Angelo was a bricklayer. No one in his family had ever left Italy. But the war had left his poor town even poorer, and he wanted a better life for Rose and Dominic, their only child. And so Angelo made what was, at that point, the biggest and toughest decision of his life: to leave his homeland for the U.S.
He had heard from friends that there were many Italians living in a place called St. Louis. People were building a lot of houses there. And so in 1950, he sold everything he owned and struck out for St. Louis.
The three of them took a boat across the Mediterranean to Portugal and then a ship across the Atlantic to Ellis Island. From there, they took a ferry to Jersey City and, from there, trains to St. Louis. In all, the journey took them nearly three weeks.
When they arrived in St. Louis, a man at the train station, himself an Italian immigrant, heard them talking. He asked where they were heading. Angelo told him they were looking for a place to stay “in little Italy.” He suggested they go see a priest named Father Capella at St. Ambrose Church in a section of town called The Hill.
Father Capella knew everyone on The Hill. He found Angelo and his family a place to stay right away. Not only that, he knew of a homebuilder, one of his parishioners, who was looking for bricklayers. Angelo went to the construction site the next morning and was hired on the spot.
The crew chief was impressed with Angelo from day one. He didn’t know English. But he needed only glance at a blueprint to understand the scope of a project, and he had an intuitive sense for the flow of the work. He was strong and fast and took few breaks. Among the construction crews in town, all of them scrambling for good talent, Angelo quickly became a favorite.
Bricklaying was in his blood. His father and grandfather had also been bricklayers, and he hoped his own son would carry on the family tradition. And so when Dominic was only nine, Angelo began taking him to work on Saturdays.
Rose was not happy about this, but she had seen it coming for years. When Dominic was a toddler, Angelo would lie on the floor with him and show him how create little buildings with wooden blocks. By four, Dominic was not just constructing, but designing, his own little buildings. By five, he was creating little villages, sometimes sprawling from room to room in their small house. Rose grumbled about the mess. Angelo bought Dominic more blocks.

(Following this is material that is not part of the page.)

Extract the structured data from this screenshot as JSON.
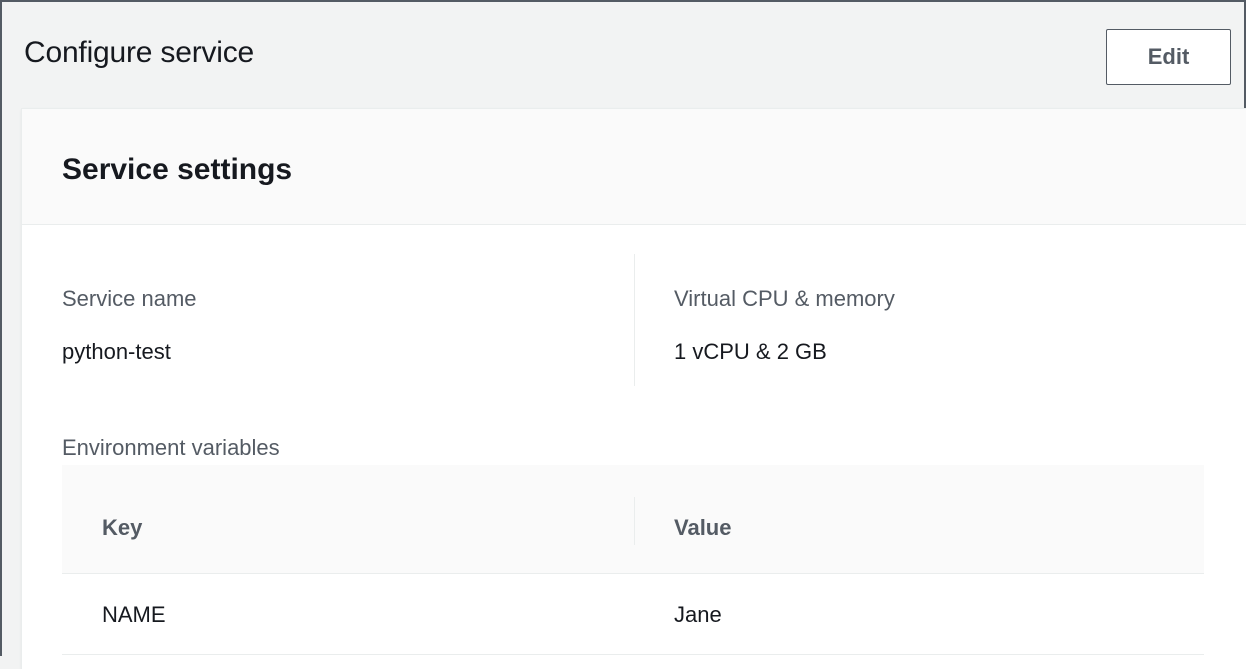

He took his son to work with him for the first time intending only that he watch. That was also his promise to Rose. But after watching his father butter the edges of a brick with wet cement, Dominic immediately picked up a trowel and joined him.
Angelo didn’t say much. He didn’t have to. The boy learned just by watching. And he worked alongside his father all day, laying one brick for every two of his father’s, but just as straight.
Dominic was a natural. By 10, he had learned all the basics of bricklaying. By 12, he was sketching interesting new designs for walkways and patios. They were so good that Angelo shared them with his crew chief, who liked them so much that he began using them as a selling point with customers. By 14, Dominic was as strong as his father and, by 15, he could handle small projects on his own. Angelo was thrilled.
In the early 1950s, homebuilding was booming in St. Louis. Builders vied for the best workers. Angelo always had work, and he earned more in a day than he would have in a week, or even a month, back home.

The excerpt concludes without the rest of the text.